Hendricks’s pop album on Arte Verum, Barbara Sings the Blues, has already garnered praise, and I wish the singer much success because she has always combined musical intelligence with one of the loveliest voices before the public. Both intelligence and beauty are in evidence on the disc under consideration here. First, there is the matter of programming: this is a nicely varied bill, including not only Beethoven’s familiar settings of Goethe (Op. 75 and 83) and his groundbreaking An die ferne Geliebte but also a number of folksongs, such as the two from the British Isles, “Sally in Our Alley” and “O Might I but My Patrick Love!”

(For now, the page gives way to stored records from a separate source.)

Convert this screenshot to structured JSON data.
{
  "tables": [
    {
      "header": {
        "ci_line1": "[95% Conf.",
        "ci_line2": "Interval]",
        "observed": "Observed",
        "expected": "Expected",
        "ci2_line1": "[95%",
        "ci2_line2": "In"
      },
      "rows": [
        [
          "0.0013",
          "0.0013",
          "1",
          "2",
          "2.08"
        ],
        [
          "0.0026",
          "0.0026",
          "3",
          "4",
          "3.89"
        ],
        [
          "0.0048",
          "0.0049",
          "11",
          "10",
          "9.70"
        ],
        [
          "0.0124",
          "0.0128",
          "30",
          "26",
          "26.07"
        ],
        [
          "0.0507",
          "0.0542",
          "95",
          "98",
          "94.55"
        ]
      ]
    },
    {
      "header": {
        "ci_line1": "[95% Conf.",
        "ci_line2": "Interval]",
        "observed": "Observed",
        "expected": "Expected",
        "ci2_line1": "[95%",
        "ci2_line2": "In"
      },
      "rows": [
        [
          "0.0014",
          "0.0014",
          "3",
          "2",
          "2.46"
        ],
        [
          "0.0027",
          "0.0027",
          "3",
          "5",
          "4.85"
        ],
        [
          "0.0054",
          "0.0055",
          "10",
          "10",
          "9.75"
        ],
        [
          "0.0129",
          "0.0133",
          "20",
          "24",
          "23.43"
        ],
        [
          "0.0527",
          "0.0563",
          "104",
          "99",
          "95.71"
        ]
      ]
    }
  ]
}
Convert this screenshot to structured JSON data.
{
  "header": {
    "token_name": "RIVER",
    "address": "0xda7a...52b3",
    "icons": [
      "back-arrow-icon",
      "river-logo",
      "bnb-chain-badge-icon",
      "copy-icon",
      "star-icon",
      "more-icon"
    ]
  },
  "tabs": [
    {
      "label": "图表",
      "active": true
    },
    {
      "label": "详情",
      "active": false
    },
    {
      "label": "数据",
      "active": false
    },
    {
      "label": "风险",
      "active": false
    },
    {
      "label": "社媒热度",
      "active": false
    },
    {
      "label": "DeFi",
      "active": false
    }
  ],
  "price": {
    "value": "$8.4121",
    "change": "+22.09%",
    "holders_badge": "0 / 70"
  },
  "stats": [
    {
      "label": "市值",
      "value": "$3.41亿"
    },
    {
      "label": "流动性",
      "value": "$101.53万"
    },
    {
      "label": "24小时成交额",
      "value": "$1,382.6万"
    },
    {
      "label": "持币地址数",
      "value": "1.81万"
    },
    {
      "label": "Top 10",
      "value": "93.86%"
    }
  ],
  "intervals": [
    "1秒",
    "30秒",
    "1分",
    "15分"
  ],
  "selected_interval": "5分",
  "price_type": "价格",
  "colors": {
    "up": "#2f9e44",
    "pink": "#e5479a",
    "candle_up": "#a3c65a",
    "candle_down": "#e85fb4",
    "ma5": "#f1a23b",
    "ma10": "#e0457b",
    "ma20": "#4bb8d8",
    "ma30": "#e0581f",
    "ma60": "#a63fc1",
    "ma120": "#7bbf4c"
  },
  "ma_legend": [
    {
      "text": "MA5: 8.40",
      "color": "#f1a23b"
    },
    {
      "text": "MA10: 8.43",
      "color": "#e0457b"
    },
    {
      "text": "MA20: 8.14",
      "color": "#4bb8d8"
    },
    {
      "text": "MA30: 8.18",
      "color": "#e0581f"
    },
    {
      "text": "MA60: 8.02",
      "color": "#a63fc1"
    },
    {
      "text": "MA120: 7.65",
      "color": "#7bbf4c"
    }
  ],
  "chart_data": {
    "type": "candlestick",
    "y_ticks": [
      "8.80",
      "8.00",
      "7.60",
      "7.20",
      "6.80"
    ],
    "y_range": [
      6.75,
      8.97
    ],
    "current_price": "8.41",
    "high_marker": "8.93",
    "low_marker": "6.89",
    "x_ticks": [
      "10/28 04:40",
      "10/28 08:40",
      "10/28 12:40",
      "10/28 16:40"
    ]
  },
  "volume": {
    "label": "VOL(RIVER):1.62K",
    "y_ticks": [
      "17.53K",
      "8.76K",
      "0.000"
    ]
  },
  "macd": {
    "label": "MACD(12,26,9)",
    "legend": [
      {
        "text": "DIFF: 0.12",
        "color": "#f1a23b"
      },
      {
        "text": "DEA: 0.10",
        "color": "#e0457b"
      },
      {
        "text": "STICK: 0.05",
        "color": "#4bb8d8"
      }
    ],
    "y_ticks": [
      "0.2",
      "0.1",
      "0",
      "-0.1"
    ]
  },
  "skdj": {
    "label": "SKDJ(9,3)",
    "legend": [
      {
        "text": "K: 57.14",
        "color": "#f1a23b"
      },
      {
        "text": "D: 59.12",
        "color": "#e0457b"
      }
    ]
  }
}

The song cycle An die ferne Geliebte is much more often the province of male singers, but Hendricks shows that the lighter, tenderer, more vulnerable approach the soprano voice can bring to the music is not out of place. I’ll return more often to male singers in this cycle, though Hendricks’s performance is worth knowing too.
Then there are slightly more obscure works, like the aptly named In questa tomba oscura to a poem by Giuseppe Caprani, to which Hendricks brings an unaccustomed but appropriately dusky timbre. Actually, this song has an interesting back story: in 1808, many of Europe’s most celebrated composers were tasked with setting Caprani’s poem to music. Sixty-three composers responded, but today only Beethoven’s effort is remembered.
The folksongs bring an added dimension in that they’re scored for voice and piano as well as violin and cello. Contributions from Hendricks’s guest musicians are tasteful—fine in every regard.
So to sum up: intelligent programming; finely honed performances; plus a well-balanced, intimate recording make this CD a pleasure to recommend.